Saturday, February 16, 2019

Manhattan Night of Murder (1965)

The Jerry Cotton novels were a popular and immensely prolific series of German pulp crime novels dealing with FBI agent Jerry Cotton and his battles against racketeers in New York City. They began publication in 1954 and were still going strong in the early 21st century.

Inevitably the series spawned a series of film adaptations. The first of the eight Jerry Cotton movies was Manhattan Night of Murder (Mordnacht in Manhattan) which was released in 1965.

They’re fun for many of the same reasons that the German Edgar Wallace krimi movies of the 60s are fun. Those movies gave us a delightfully odd German view of how Scotland Yard operates. The Jerry Cotton movies give us an equally off-kilter German view of the FBI and American organised crime. They are however much more hardboiled than the Edgar Wallace movies, with some obvious film noir influences (which is amusing since American film noir was itself heavily influenced by German movies of the 20s and early 30s).

American actor George Nader plays Jerry Cotton. Heinz Weiss plays his sidekick, Phil Dekker.

Manhattan Night of Murder deals with a protection racket run by a gang known as the Hundred Dollar Gang. One of their victims is Giuseppe, who runs an Italian restaurant. In the course of a heated exchange with members of the Hundred Dollar Gang Giuseppe is shot and killed but there’s some doubt as to who pulled the trigger.

The only witness to the murder is a young boy. Unfortunately this circumstance is known to the gang so obviously the boy is likely to a target.

There’s also a charming young lady named Sophie who runs a gas station. Jerry thinks he can use her to set a trap for the hoodlums.

This is a very ruthless gang. If one of them is identified by the cops the others kill him. The beautiful but dangerous Wilma de Loy (Sylvie Solar) seems to be one of the key figures in the gang. She runs the Goldfish Club, a night spot whose gimmick is a tank full of rather attractive mermaids (who can be persuaded to get friendly with the customers). A very cold  hard character named Alec seems to be giving the orders but the FBI is sure he’s not the real brains behind the outfit.

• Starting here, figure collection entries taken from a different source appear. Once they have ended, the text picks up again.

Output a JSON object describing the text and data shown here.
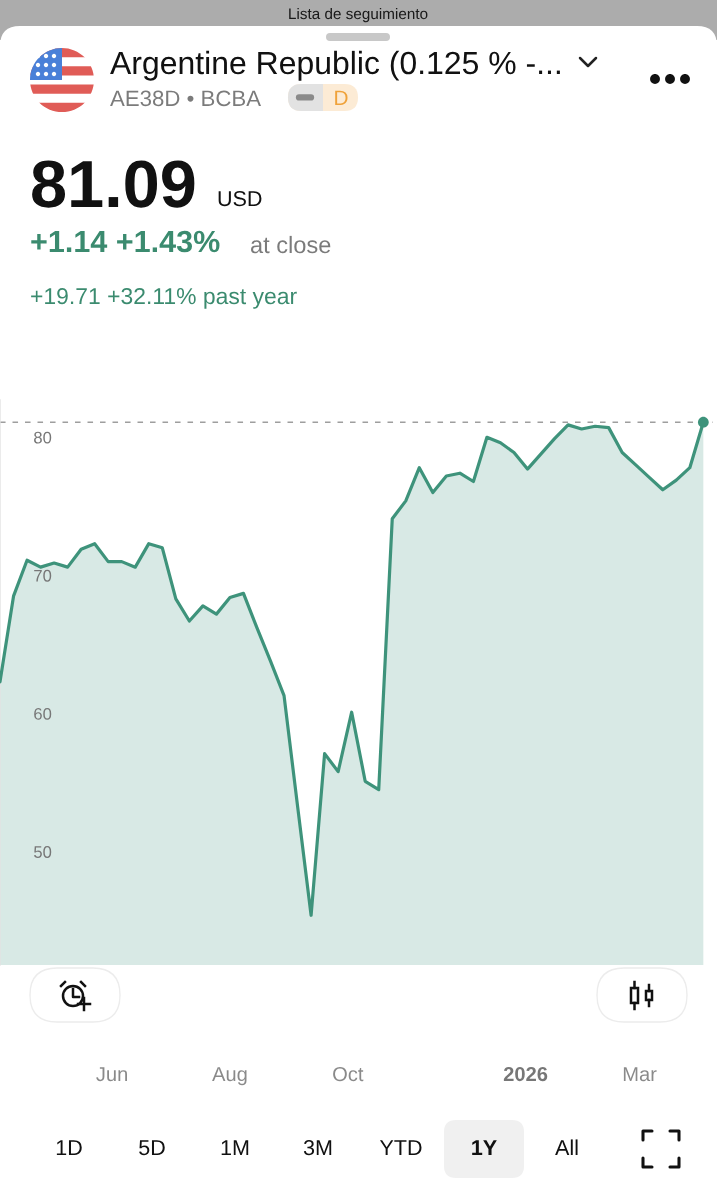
{
  "chart_data": {
    "type": "area",
    "title": "Argentine Republic (0.125 % -...",
    "subtitle": "AE38D • BCBA",
    "annotations": [
      "Lista de seguimiento",
      "D",
      "81.09",
      "USD",
      "+1.14 +1.43%",
      "at close",
      "+19.71 +32.11% past year",
      "1D",
      "5D",
      "1M",
      "3M",
      "YTD",
      "1Y",
      "All"
    ],
    "x": [
      "2025-04-04",
      "2025-04-11",
      "2025-04-18",
      "2025-04-25",
      "2025-05-02",
      "2025-05-09",
      "2025-05-16",
      "2025-05-23",
      "2025-05-30",
      "2025-06-06",
      "2025-06-13",
      "2025-06-20",
      "2025-06-27",
      "2025-07-04",
      "2025-07-11",
      "2025-07-18",
      "2025-07-25",
      "2025-08-01",
      "2025-08-08",
      "2025-08-15",
      "2025-08-22",
      "2025-08-29",
      "2025-09-05",
      "2025-09-12",
      "2025-09-19",
      "2025-09-26",
      "2025-10-03",
      "2025-10-10",
      "2025-10-17",
      "2025-10-24",
      "2025-10-31",
      "2025-11-07",
      "2025-11-14",
      "2025-11-21",
      "2025-11-28",
      "2025-12-05",
      "2025-12-12",
      "2025-12-19",
      "2025-12-26",
      "2026-01-02",
      "2026-01-09",
      "2026-01-16",
      "2026-01-23",
      "2026-01-30",
      "2026-02-06",
      "2026-02-13",
      "2026-02-20",
      "2026-02-27",
      "2026-03-06",
      "2026-03-13",
      "2026-03-20",
      "2026-03-27",
      "2026-04-03"
    ],
    "series": [
      {
        "color": "#3e937b",
        "values": [
          62.3,
          68.5,
          71.1,
          70.6,
          70.9,
          70.6,
          71.9,
          72.3,
          71.0,
          71.0,
          70.6,
          72.3,
          72.0,
          68.3,
          66.7,
          67.8,
          67.2,
          68.4,
          68.7,
          66.2,
          63.8,
          61.3,
          53.3,
          45.4,
          57.1,
          55.8,
          60.1,
          55.1,
          54.5,
          74.1,
          75.4,
          77.8,
          76.0,
          77.2,
          77.4,
          76.8,
          80.0,
          79.6,
          78.9,
          77.7,
          78.8,
          79.9,
          80.9,
          80.6,
          80.8,
          80.7,
          78.9,
          78.0,
          77.1,
          76.2,
          76.9,
          77.8,
          81.09
        ]
      },
      {
        "type": "scatter",
        "color": "#3e937b",
        "x": [
          "2026-04-03"
        ],
        "values": [
          81.09
        ]
      }
    ],
    "xlim": [
      "2025-04-04",
      "2026-04-08"
    ],
    "xticks": [
      {
        "value": "2025-06-01",
        "label": "Jun"
      },
      {
        "value": "2025-08-01",
        "label": "Aug"
      },
      {
        "value": "2025-10-01",
        "label": "Oct"
      },
      {
        "value": "2026-01-01",
        "label": "2026"
      },
      {
        "value": "2026-03-01",
        "label": "Mar"
      }
    ],
    "ylim": [
      41.8,
      82.7
    ],
    "yticks": [
      50,
      60,
      70,
      80
    ],
    "ref_lines": [
      {
        "axis": "y",
        "value": 81.09,
        "line_style": "dashed",
        "color": "#9e9e9e"
      }
    ]
  }
}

This is very much what you expect from the German film industry at this period - it’s a B-movie with lots of energy and a great deal of style. If you enjoy the Edgar Wallace krimis or the Dr Mabuse movies you’ll know what to expect. Mercifully this one has none of the comic relief that is such an unfortunate feature of many of the Wallace flicks. There are explosions and lots of general mayhem, cool car chases, a getaway biplane (so much better than a getaway car) and plenty of fight scenes (the one amongst the cardboard boxes is quite clever as is the one at the coal processing plant).

It has to be said that George Nader isn’t the world’s most exciting actor but he’s quite adequate. That’s probably a fair summation of the cast in general. Slobodan Dimitrijevic does make an effectively chilling heavy and Sylvie Solar makes a fairly reasonably bad girl.

All the action takes place in New York and of course it was entirely filmed in Germany. It’s not ever going to convince you that you’re actually in New York but the unconvincingness of the setting adds to the movie’s charm. The Germans just didn’t care. If they wanted a movie set in London or New York they’d happily shoot it in Hamburg. Add some rear projection and some stock footage and you’re fine. They just got on with the job of making the movie and making it as entertaining as possible.

As far as I know the Sinister Cinema DVD-R is the only way to get to see this movie if you don’t speak German. Their release is OK. Image quality is fair with a bit of minor print damage at times. Sound quality is OK. The English dubbed version is of course the only option offered.

Manhattan Night of Murder isn’t great cinema. It’s low-budget pulp cinema. The plot is slightly crazy at times and doesn’t always make too much sense (which is typical of German movies of the 60s). It does however have a certain distinctive flavour and it is rather enjoyable. Recommended, especially if you have a taste for mildly quirky European crime thrillers.